For faster training I try to load the whole data using pytorch dataloader into a python array (on the system memory not the gpu memory), and feed the model with that python array, so I won’t use the dataloader during the training.
The problem is after loading a bunch of data (something around 10-15 GB) I encounter this strange error:
File "/opt/conda/lib/python3.8/site-packages/torch/utils/data/dataloader.py", line 990, in _try_get_data
data = self._data_queue.get(timeout=timeout)
File "/opt/conda/lib/python3.8/multiprocessing/queues.py", line 116, in get
File "/opt/conda/lib/python3.8/site-packages/torch/multiprocessing/reductions.py", line 294, in rebuild_storage_fd
storage = cls._new_shared_fd(fd, size)
RuntimeError: falseINTERNAL ASSERT FAILED at "/opt/pytorch/pytorch/aten/src/ATen/MapAllocator.cpp":303, please report a bug to PyTorch. unable to mmap 8 bytes from file <filename not specified>: Cannot allocate memory (12)
I know it’s a huge data but the numbers match. I am using a linux server which has 200GB memory, so it’s not a memory lacking problem. I also set the docker shared memory on 200 GB to overcome the docker limit on memory usage, but still the problem exist.

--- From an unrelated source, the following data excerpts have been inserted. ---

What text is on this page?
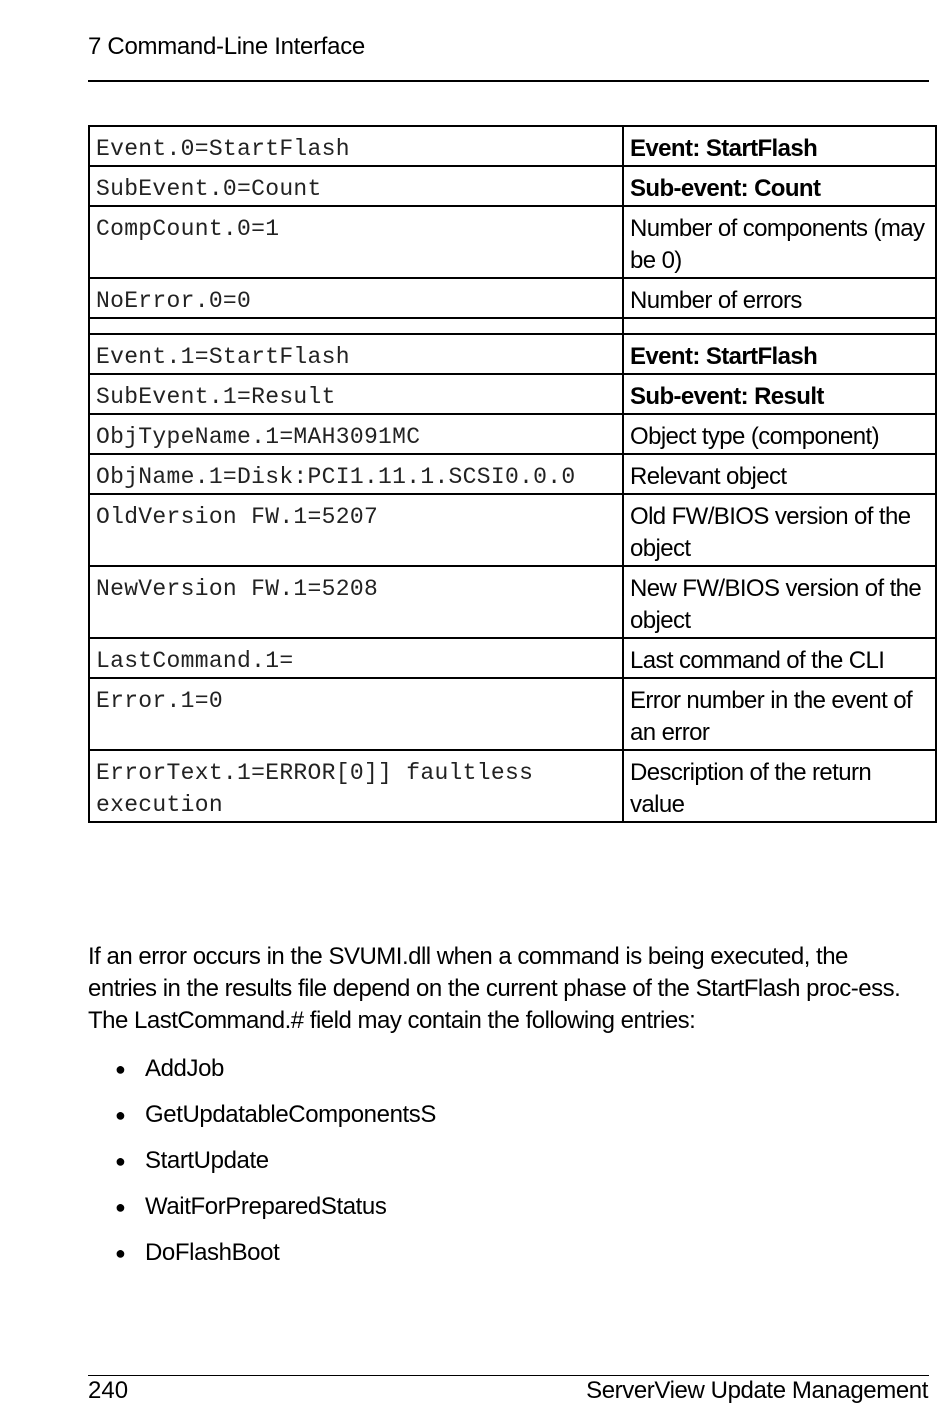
7 Command-Line Interface
Event.0=StartFlash	Event: StartFlash
SubEvent.0=Count	Sub-event: Count
CompCount.0=1	Number of components (may be 0)
NoError.0=0	Number of errors

Event.1=StartFlash	Event: StartFlash
SubEvent.1=Result	Sub-event: Result
ObjTypeName.1=MAH3091MC	Object type (component)
ObjName.1=Disk:PCI1.11.1.SCSI0.0.0	Relevant object
OldVersion FW.1=5207	Old FW/BIOS version of the object
NewVersion FW.1=5208	New FW/BIOS version of the object
LastCommand.1=	Last command of the CLI
Error.1=0	Error number in the event of an error
ErrorText.1=ERROR[0]] faultless execution	Description of the return value
If an error occurs in the SVUMI.dll when a command is being executed, the entries in the results file depend on the current phase of the StartFlash proc-ess. The LastCommand.# field may contain the following entries:
● AddJob
● GetUpdatableComponentsS
● StartUpdate
● WaitForPreparedStatus
● DoFlashBoot
240	ServerView Update Management
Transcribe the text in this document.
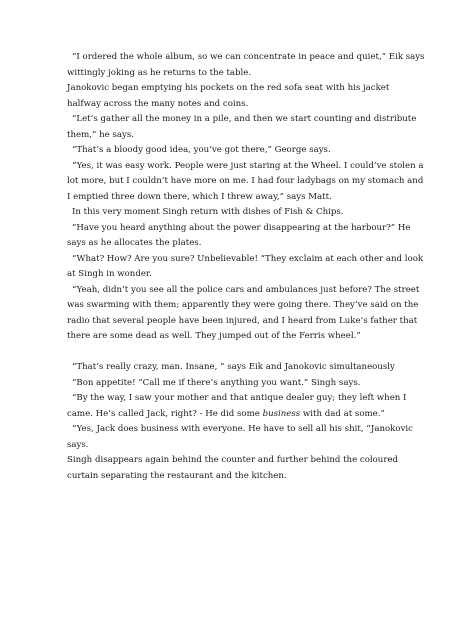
“I ordered the whole album, so we can concentrate in peace and quiet,” Eik says
wittingly joking as he returns to the table.
Janokovic began emptying his pockets on the red sofa seat with his jacket
halfway across the many notes and coins.
“Let’s gather all the money in a pile, and then we start counting and distribute
them,” he says.
“That’s a bloody good idea, you’ve got there,” George says.
“Yes, it was easy work. People were just staring at the Wheel. I could’ve stolen a
lot more, but I couldn’t have more on me. I had four ladybags on my stomach and
I emptied three down there, which I threw away,” says Matt.
In this very moment Singh return with dishes of Fish & Chips.
“Have you heard anything about the power disappearing at the harbour?” He
says as he allocates the plates.
“What? How? Are you sure? Unbelievable! “They exclaim at each other and look
at Singh in wonder.
“Yeah, didn’t you see all the police cars and ambulances just before? The street
was swarming with them; apparently they were going there. They’ve said on the
radio that several people have been injured, and I heard from Luke’s father that
there are some dead as well. They jumped out of the Ferris wheel.”
“That’s really crazy, man. Insane, ” says Eik and Janokovic simultaneously
“Bon appetite! “Call me if there’s anything you want.” Singh says.
“By the way, I saw your mother and that antique dealer guy; they left when I
came. He’s called Jack, right? - He did some business with dad at some.”
“Yes, Jack does business with everyone. He have to sell all his shit, “Janokovic
says.
Singh disappears again behind the counter and further behind the coloured
curtain separating the restaurant and the kitchen.
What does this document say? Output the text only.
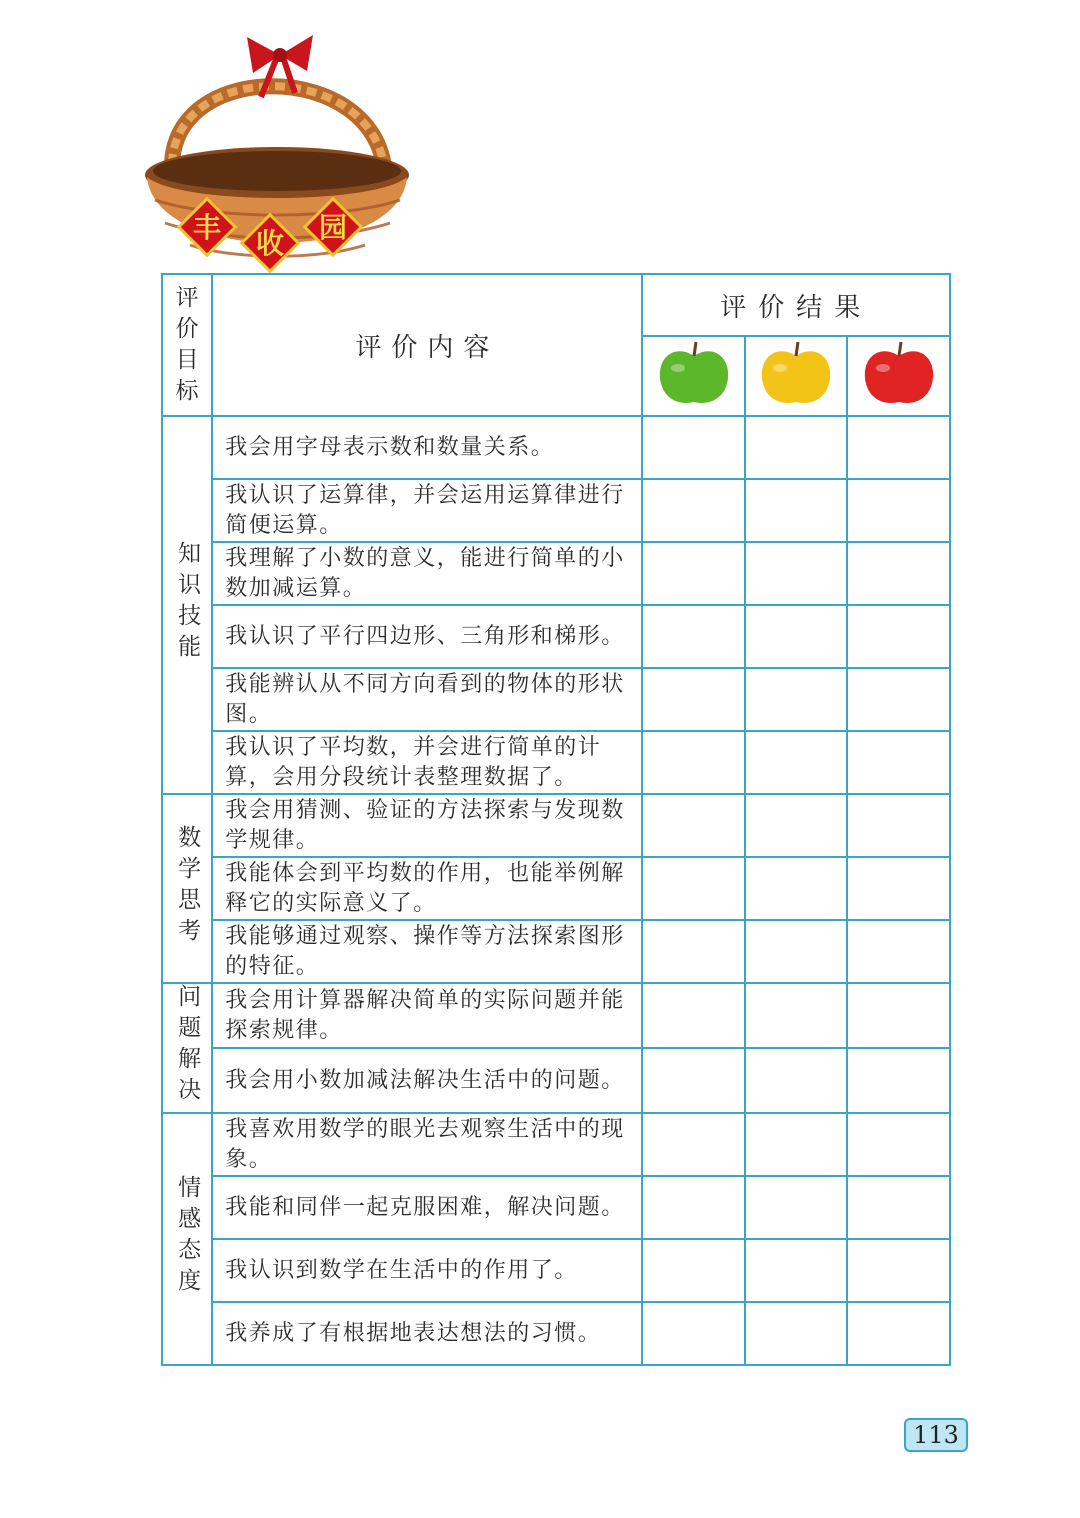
丰 收 园
评
价
目
标	评价内容	评价结果		

知识技能	我会用字母表示数和数量关系。			
	我认识了运算律，并会运用运算律进行简便运算。			
	我理解了小数的意义，能进行简单的小数加减运算。			
	我认识了平行四边形、三角形和梯形。			
	我能辨认从不同方向看到的物体的形状图。			
	我认识了平均数，并会进行简单的计算，会用分段统计表整理数据了。			
数学思考	我会用猜测、验证的方法探索与发现数学规律。			
	我能体会到平均数的作用，也能举例解释它的实际意义了。			
	我能够通过观察、操作等方法探索图形的特征。			
问题解决	我会用计算器解决简单的实际问题并能探索规律。			
	我会用小数加减法解决生活中的问题。			
情感态度	我喜欢用数学的眼光去观察生活中的现象。			
	我能和同伴一起克服困难，解决问题。			
	我认识到数学在生活中的作用了。			
	我养成了有根据地表达想法的习惯。			
113
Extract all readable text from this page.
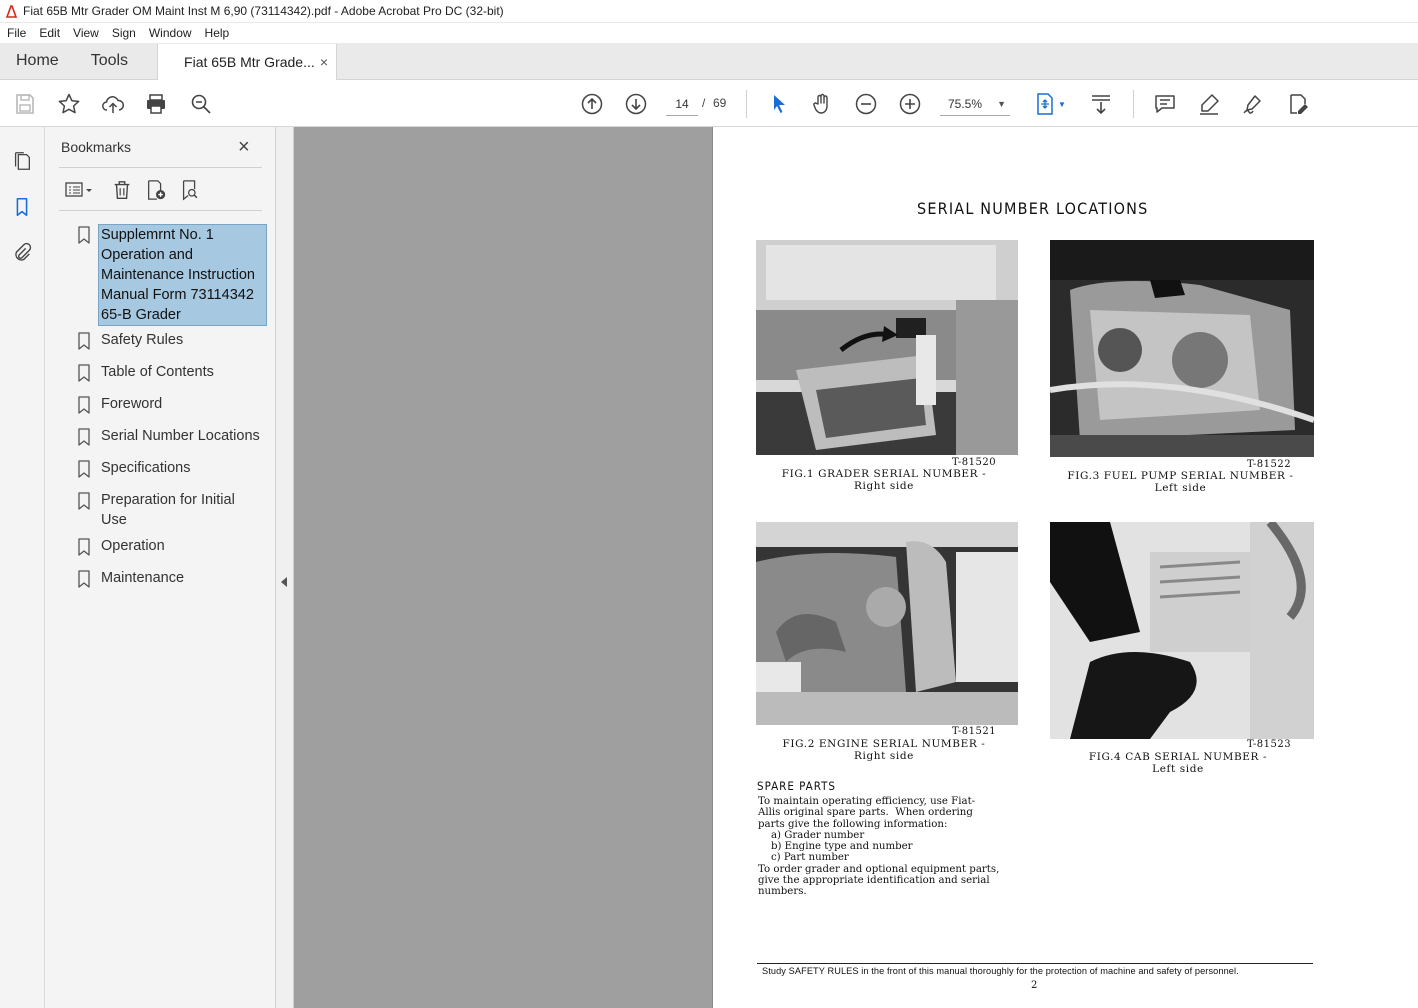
Fiat 65B Mtr Grader OM Maint Inst M 6,90 (73114342).pdf - Adobe Acrobat Pro DC (32-bit)
File Edit View Sign Window Help
Home	Tools	Fiat 65B Mtr Grade... ×
14
/ 69	75.5% ▼	▼
Bookmarks	×
Supplemrnt No. 1 Operation and Maintenance Instruction Manual Form 73114342 65-B Grader
Safety Rules
Table of Contents
Foreword
Serial Number Locations
Specifications
Preparation for Initial Use
Operation
Maintenance
SERIAL NUMBER LOCATIONS
T-81520
FIG.1 GRADER SERIAL NUMBER -
Right side
T-81522
FIG.3 FUEL PUMP SERIAL NUMBER -
Left side
T-81521
FIG.2 ENGINE SERIAL NUMBER -
Right side
T-81523
FIG.4 CAB SERIAL NUMBER -
Left side
SPARE PARTS
To maintain operating efficiency, use Fiat-
Allis original spare parts.  When ordering
parts give the following information:
a) Grader number
b) Engine type and number
c) Part number
To order grader and optional equipment parts,
give the appropriate identification and serial
numbers.
Study SAFETY RULES in the front of this manual thoroughly for the protection of machine and safety of personnel.
2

For smaller dataset (which needs less than 20GB) my code works fine.
What should I do for this volume of data? What did I miss?
Where and how did you add this argument?
In the dataloader:
dataloaders = torch.utils.data.DataLoader( image_datasets['train']
in the documentation for more details.
The question is, why doesn’t it work with multiple DataLoader workers?
You did not solve the problem, you circumvented it.
I also experience this with FashionMNIST using the latest Pytorch 1.11 (torch vision 0.12.0).
I’m getting the following error:
unable to mmap 3136 bytes from file </torch_29142_1440317042_64566>: Cannot allocate memory (12)
@ptrblck Do you know what kind of error this is, and why it could occur specifically when multiple data loaders are used?
Unsure what’s causing the issue but based on e.g. this older bug description it seems as if Python fails to allocate the resident size for a new process.
How much system RAM do you have and how much does the main Python process need?
I also met the same problem and solved it by modifying num_workers to 0 as well. Even I changed num_workers to 1, this “cannot allocate memory” problem would recur. I still wonder why this problem would happen?
Having the same issue here, setting
num_workers to any value beyond 0 will result in cannot allocate memory, but using
num_workers 0 will result in an extremely slow training process.
I believe I met the same problem, and as other people here reported, only when num_worker=0 is bug-free
I have the same issue. Are there any news on this bug? Setting num_workers to 0 works as workaround but is not a good solution as it takes a lot of time in my case.